None of this is intended to imply that Hai isn’t dedicated to the game or that clearlove has no empathy, but that finding the right player that makes a team click isn’t always about shotcalling. Different players have different leadership styles, and by most accounts, Hai’s and clearlove’s are very dissimilar.
Perhaps among Chinese players, Chen “pyl” Bo of LGD Gaming has a leadership style more like Hai’s. At the World Championship, pyl explained that he thought his leadership style was less to scold players and more to make them feel comfortable and be like brothers on whom they could rely. Prior to the new season, pyl said, “I think I'm the type of person that is easy to talk to, so it's easy for the new players to feel close.”
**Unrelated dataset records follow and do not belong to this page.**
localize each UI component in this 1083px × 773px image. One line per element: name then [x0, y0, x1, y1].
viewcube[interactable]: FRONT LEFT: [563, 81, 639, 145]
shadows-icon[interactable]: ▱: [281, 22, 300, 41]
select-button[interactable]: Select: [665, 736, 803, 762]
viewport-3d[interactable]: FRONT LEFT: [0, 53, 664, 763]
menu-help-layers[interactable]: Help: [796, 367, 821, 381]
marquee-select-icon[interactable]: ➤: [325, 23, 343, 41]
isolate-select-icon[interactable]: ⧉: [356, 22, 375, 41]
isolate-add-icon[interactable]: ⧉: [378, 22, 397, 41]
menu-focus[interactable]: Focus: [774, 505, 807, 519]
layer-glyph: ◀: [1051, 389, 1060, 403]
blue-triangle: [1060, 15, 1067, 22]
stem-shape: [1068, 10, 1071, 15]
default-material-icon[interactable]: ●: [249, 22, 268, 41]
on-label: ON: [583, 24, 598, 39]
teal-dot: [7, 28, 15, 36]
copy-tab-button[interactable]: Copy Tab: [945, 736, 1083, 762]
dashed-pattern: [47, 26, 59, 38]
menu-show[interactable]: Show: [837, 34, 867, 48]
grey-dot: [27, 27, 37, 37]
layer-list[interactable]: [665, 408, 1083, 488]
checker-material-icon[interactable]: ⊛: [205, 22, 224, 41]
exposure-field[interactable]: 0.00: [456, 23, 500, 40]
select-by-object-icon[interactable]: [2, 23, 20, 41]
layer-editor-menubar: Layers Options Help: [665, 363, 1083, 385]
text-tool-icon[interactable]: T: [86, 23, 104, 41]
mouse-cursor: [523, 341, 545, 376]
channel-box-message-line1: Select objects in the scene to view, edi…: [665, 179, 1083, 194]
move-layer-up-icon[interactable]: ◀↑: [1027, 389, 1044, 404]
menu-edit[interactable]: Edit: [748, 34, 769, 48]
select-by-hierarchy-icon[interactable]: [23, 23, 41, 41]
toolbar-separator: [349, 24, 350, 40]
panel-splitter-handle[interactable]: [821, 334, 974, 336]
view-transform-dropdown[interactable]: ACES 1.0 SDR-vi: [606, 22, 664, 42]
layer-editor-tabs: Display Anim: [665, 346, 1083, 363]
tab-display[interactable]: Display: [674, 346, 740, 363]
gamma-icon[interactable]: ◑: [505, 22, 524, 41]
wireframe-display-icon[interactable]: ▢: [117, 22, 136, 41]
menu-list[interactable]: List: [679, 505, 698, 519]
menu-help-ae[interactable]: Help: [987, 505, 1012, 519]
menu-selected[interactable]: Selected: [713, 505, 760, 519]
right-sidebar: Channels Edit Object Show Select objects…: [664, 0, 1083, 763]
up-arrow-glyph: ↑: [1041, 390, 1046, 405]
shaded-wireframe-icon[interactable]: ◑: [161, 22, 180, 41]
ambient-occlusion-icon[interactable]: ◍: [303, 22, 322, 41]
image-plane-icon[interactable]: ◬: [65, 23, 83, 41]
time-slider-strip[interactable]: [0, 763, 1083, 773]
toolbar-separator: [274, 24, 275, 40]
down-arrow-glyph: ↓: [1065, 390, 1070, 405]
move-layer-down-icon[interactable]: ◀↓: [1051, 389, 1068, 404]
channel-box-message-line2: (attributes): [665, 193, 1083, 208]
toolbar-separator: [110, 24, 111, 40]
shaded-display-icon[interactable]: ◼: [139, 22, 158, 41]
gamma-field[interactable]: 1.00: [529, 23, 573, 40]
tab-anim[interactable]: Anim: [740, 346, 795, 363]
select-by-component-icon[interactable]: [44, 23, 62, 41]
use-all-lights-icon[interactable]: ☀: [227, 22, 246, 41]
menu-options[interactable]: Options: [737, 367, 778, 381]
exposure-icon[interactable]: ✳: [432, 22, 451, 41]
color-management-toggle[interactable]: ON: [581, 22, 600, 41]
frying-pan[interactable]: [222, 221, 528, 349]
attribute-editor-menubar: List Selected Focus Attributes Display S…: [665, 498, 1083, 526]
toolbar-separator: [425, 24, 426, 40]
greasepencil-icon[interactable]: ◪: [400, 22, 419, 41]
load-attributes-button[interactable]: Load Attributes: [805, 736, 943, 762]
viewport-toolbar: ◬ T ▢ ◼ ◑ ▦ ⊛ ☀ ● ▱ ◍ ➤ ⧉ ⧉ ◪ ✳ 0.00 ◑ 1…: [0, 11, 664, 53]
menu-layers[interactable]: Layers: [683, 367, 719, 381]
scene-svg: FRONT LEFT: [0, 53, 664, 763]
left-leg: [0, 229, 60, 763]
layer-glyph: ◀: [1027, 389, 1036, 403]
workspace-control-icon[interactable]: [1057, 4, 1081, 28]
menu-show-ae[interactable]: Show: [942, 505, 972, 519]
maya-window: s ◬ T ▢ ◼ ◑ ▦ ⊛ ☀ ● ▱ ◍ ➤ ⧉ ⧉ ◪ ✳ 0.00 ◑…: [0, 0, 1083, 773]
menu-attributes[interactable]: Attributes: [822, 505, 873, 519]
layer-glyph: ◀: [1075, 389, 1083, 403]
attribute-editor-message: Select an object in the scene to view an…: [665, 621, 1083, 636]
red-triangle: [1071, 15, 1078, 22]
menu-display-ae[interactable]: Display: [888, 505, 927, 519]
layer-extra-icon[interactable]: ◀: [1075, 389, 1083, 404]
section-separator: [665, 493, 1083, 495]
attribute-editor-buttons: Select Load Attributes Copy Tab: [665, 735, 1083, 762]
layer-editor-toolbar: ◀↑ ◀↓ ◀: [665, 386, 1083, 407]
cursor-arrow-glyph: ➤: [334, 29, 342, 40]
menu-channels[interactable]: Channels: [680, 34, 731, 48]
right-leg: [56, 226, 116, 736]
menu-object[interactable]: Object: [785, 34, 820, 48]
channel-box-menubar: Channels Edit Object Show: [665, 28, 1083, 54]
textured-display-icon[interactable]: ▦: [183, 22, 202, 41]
While LGD’s recent performances don’t make pyl look like a Hai-type player, his absence from the team for the first week of the LPL summer last year, and his return in Week 2 had an impact on LGD Gaming’s decisiveness and strategic approach similar to what Hai’s return did for Cloud9. The team began to play together, with better control of side waves.
LGD’s recent form has a lot in common with LGD during Week 1 of the LPL Summer 2015 when pyl was out recovering from jaw surgery. This points to differences in pyl’s own confidence or his leadership style in relation to Hai’s that isn’t so easily repaired.
Communication and leadership styles in League of Legends are difficult to understand and analyze with an outsider’s perspective, which is part of why so many spectators look for simple explanations for characterizing the impact players like Hai and clearlove can have on an entire team's performance. It’s easy to equate the Hai and clearlove effects when the results are the same, but it’s also possible that, language differences aside, one can’t swap clearlove and Hai so easily. A player like clearlove may have more in common with Meteos and be disastrous for Cloud9, while a player like Hai might fail to inspire the necessary confidence in EDG’s players.
Either way, it’s clear that players like Hai and clearlove are invaluable for the qualities they bring to their respective teams — and if the organizations that signed them dictate the future, retirement or bringing up fireloli may become impossible dreams.